Liberté d’expression, droit à la réputation, accès à la justice : c’est l’équilibre entre ces valeurs que les SLAPP remettent en cause. La question dépasse donc le domaine environnemental, selon Aurélie Bujold, attachée de presse du ministre québécois de la Justice. « Ça peut concerner la consommation par exemple, quand un citoyen dénonce un nouveau produit, ou les affaires municipales, quand un citoyen dénonce un changement de zonage pour accommoder une usine. » Une portée qui, selon Mme Bujold, justifie la mise en place, en octobre dernier, d’un deuxième comité d’experts chargé d’étudier la question. Composé de spécialistes du droit, ce comité doit également explorer la possibilité d’intégrer à la loi des mécanismes anti-SLAPP, comme cela se fait déjà dans 24 États américains. La mise en place de ces groupes d’étude a été bien accueillie, mais certains doutent du résultat final. Le gouvernement a commandé le dépôt des rapports pour le mois de mars, « Juste dans la période des élections », remarque M. Bélisle.

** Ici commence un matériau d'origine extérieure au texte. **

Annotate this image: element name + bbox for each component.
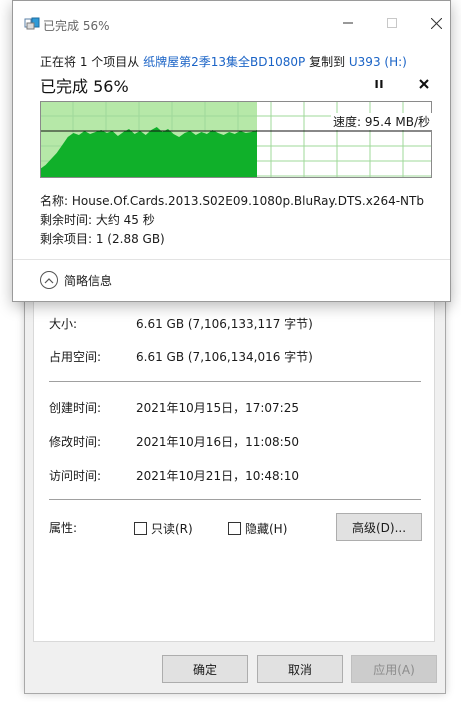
size-value: 6.61 GB (7,106,133,117 字节) [136, 317, 313, 331]
hidden-checkbox[interactable]: 隐藏(H) [228, 520, 287, 537]
attributes-label: 属性: [49, 521, 78, 535]
separator [49, 381, 421, 382]
pause-button[interactable] [372, 77, 386, 91]
file-name-line: 名称: House.Of.Cards.2013.S02E09.1080p.Blu… [40, 194, 424, 208]
accessed-value: 2021年10月21日，10:48:10 [136, 469, 299, 483]
header-prefix: 正在将 1 个项目从 [40, 55, 144, 69]
items-remaining-line: 剩余项目: 1 (2.88 GB) [40, 232, 165, 246]
copy-files-icon [24, 17, 40, 30]
maximize-button[interactable] [382, 13, 402, 33]
size-label: 大小: [49, 317, 78, 331]
time-remaining-line: 剩余时间: 大约 45 秒 [40, 213, 155, 227]
details-toggle[interactable]: 简略信息 [40, 271, 112, 289]
close-button[interactable] [426, 13, 446, 33]
modified-value: 2021年10月16日，11:08:50 [136, 435, 299, 449]
source-folder-link[interactable]: 纸牌屋第2季13集全BD1080P [143, 55, 305, 69]
details-toggle-label: 简略信息 [64, 273, 113, 288]
modified-label: 修改时间: [49, 435, 102, 449]
readonly-label: 只读(R) [151, 522, 193, 536]
created-label: 创建时间: [49, 401, 102, 415]
disk-size-value: 6.61 GB (7,106,134,016 字节) [136, 350, 313, 364]
separator [49, 499, 421, 500]
disk-size-label: 占用空间: [49, 350, 102, 364]
window-title: 已完成 56% [43, 19, 110, 33]
created-value: 2021年10月15日，17:07:25 [136, 401, 299, 415]
header-middle: 复制到 [305, 55, 349, 69]
checkbox-box[interactable] [228, 522, 241, 535]
progress-percent: 已完成 56% [40, 77, 129, 96]
checkbox-box[interactable] [134, 522, 147, 535]
minimize-icon [343, 22, 353, 24]
copy-header: 正在将 1 个项目从 纸牌屋第2季13集全BD1080P 复制到 U393 (H… [40, 53, 407, 70]
speed-label: 速度: 95.4 MB/秒 [331, 113, 433, 130]
properties-dialog: 大小: 6.61 GB (7,106,133,117 字节) 占用空间: 6.6… [24, 280, 446, 694]
accessed-label: 访问时间: [49, 469, 102, 483]
chevron-up-icon [40, 271, 58, 289]
maximize-icon [387, 18, 397, 28]
cancel-copy-button[interactable] [417, 77, 431, 91]
cancel-icon [419, 79, 429, 89]
pause-icon [375, 80, 383, 88]
title-bar: 已完成 56% [13, 1, 450, 41]
apply-button[interactable]: 应用(A) [351, 655, 437, 683]
ok-button[interactable]: 确定 [162, 655, 248, 683]
advanced-button[interactable]: 高级(D)... [336, 513, 422, 541]
hidden-label: 隐藏(H) [245, 522, 288, 536]
readonly-checkbox[interactable]: 只读(R) [134, 520, 193, 537]
properties-panel: 大小: 6.61 GB (7,106,133,117 字节) 占用空间: 6.6… [33, 281, 435, 642]
minimize-button[interactable] [338, 13, 358, 33]
destination-drive-link[interactable]: U393 (H:) [349, 55, 407, 69]
close-icon [430, 17, 442, 29]
copy-progress-dialog: 已完成 56% 正在将 1 个项目从 纸牌屋第2季13集全BD1080P 复制到… [12, 0, 451, 302]
cancel-button[interactable]: 取消 [257, 655, 343, 683]
details-divider [13, 259, 450, 260]
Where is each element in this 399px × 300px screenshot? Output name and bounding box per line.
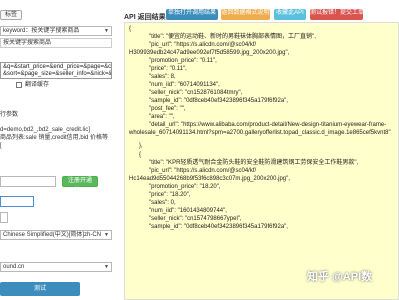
format-doc-button[interactable]: 返回数据格式说明 [221, 9, 270, 20]
result-title: API 返回结果 [124, 14, 166, 21]
json-line: }, [139, 143, 143, 149]
language-select-value: Chinese Simplified(中文)[简体]zh-CN [3, 232, 102, 238]
json-line: "num_iid": "1601434809744", [149, 208, 227, 214]
json-line: "detail_url": "https://www.alibaba.com/p… [149, 122, 387, 128]
json-line: "seller_nick": "cn1574798667ypel", [149, 216, 242, 222]
json-line: wholesale_60714091134.html?spm=a2700.gal… [129, 130, 391, 136]
chevron-down-icon: ▼ [104, 28, 109, 34]
json-line: "num_iid": "60714091134", [149, 82, 220, 88]
chevron-down-icon: ▼ [104, 264, 109, 270]
json-line: "post_fee": "", [149, 106, 186, 112]
params-textarea[interactable]: &q=&start_price=&end_price=&page=&cat=&d… [0, 62, 112, 79]
open-result-button[interactable]: 单独打开调用结果 [166, 9, 218, 20]
json-line: "sales": 8, [149, 74, 176, 80]
json-line: { [139, 152, 142, 158]
keyword-select[interactable]: keyword：按关键字搜索商品 ▼ [0, 26, 112, 36]
params-text-line2: &sort=&page_size=&seller_info=&nick=&ppa… [3, 71, 112, 77]
json-line: "price": "18.20", [149, 192, 191, 198]
json-line: "promotion_price": "18.20", [149, 184, 221, 190]
json-line: H309939edb24c47ad9ee092ef7f5d58599.jpg_2… [129, 50, 290, 56]
method-option[interactable]: 按关键字搜索商品 [0, 38, 112, 48]
help-text: [ [0, 143, 2, 149]
json-line: "sample_id": "0df8ceb40ef3423896f345a179… [149, 98, 288, 104]
param-text-2: d=demo,bd2_,bd2_sale_credit.lic] [0, 127, 90, 133]
register-key-button[interactable]: 注册开通Key [62, 176, 98, 193]
json-line: "promotion_price": "0.11", [149, 58, 217, 64]
json-line: "title": "KPR轻质透气耐合金防头鞋的安全鞋防滑建筑钢工劳保安全工作鞋… [149, 160, 359, 166]
json-line: "sales": 0, [149, 200, 176, 206]
param-text-3: 商品列表:sale 销量,credit信用,bid 价格等 [0, 135, 109, 141]
submit-button[interactable]: 测试 [0, 282, 80, 296]
report-error-button[interactable]: 测试报错！提交工单 [310, 9, 364, 20]
json-line: "price": "0.11", [149, 66, 187, 72]
method-option-label: 按关键字搜索商品 [3, 40, 52, 46]
favorite-api-button[interactable]: 收藏此API [274, 9, 306, 20]
chevron-down-icon: ▼ [104, 232, 109, 238]
result-output[interactable]: { "title": "便宜的运动鞋、新时的男鞋袜体胸部表情图，工厂直销", "… [124, 22, 399, 300]
cache-checkbox[interactable] [16, 82, 22, 88]
secret-input[interactable] [0, 196, 34, 207]
json-line: "pic_url": "https://s.alicdn.com/@sc04/k… [149, 168, 257, 174]
json-line: { [129, 26, 132, 32]
json-line: "sample_id": "0df8ceb40ef3423896f345a179… [149, 224, 288, 230]
server-select[interactable]: ound.cn ▼ [0, 262, 112, 272]
key-input[interactable] [0, 176, 56, 187]
json-line: "area": "", [149, 114, 175, 120]
small-input[interactable] [0, 212, 8, 223]
params-text: &q=&start_price=&end_price=&page=&cat=&d… [3, 64, 112, 70]
cache-checkbox-label: 翻译缓存 [25, 82, 50, 88]
json-line: Hc14ead9d55044268b9f53f6c898c3c07m.jpg_2… [129, 176, 290, 182]
zhihu-watermark: 知乎 @API数 [307, 271, 373, 283]
language-select[interactable]: Chinese Simplified(中文)[简体]zh-CN ▼ [0, 230, 112, 240]
param-text-1: 行参数 [0, 112, 19, 118]
request-panel: 标签 keyword：按关键字搜索商品 ▼ 按关键字搜索商品 &q=&start… [0, 0, 112, 300]
tag-button[interactable]: 标签 [0, 10, 22, 20]
keyword-select-value: keyword：按关键字搜索商品 [3, 28, 80, 34]
json-line: "seller_nick": "cn1528761084tmry", [149, 90, 243, 96]
json-line: "pic_url": "https://s.alicdn.com/@sc04/k… [149, 42, 257, 48]
server-select-value: ound.cn [3, 264, 25, 270]
json-line: "title": "便宜的运动鞋、新时的男鞋袜体胸部表情图，工厂直销", [149, 34, 316, 40]
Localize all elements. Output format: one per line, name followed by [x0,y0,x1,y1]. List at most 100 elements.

Mars 2009 : Nous tenons à mentionner qu’une erreur s’est glissé dans ce texte, en effet, il fallait lire "Soutenus moralement par la municipalité de Cantley, M. Galipeau et Mme Landry ne se sont pas rétractés… ou pas encore.« et non »Soutenus financièrement par la municipalité de Cantley, M. Galipeau et Mme Landry ne se sont pas rétractés… ou pas encore."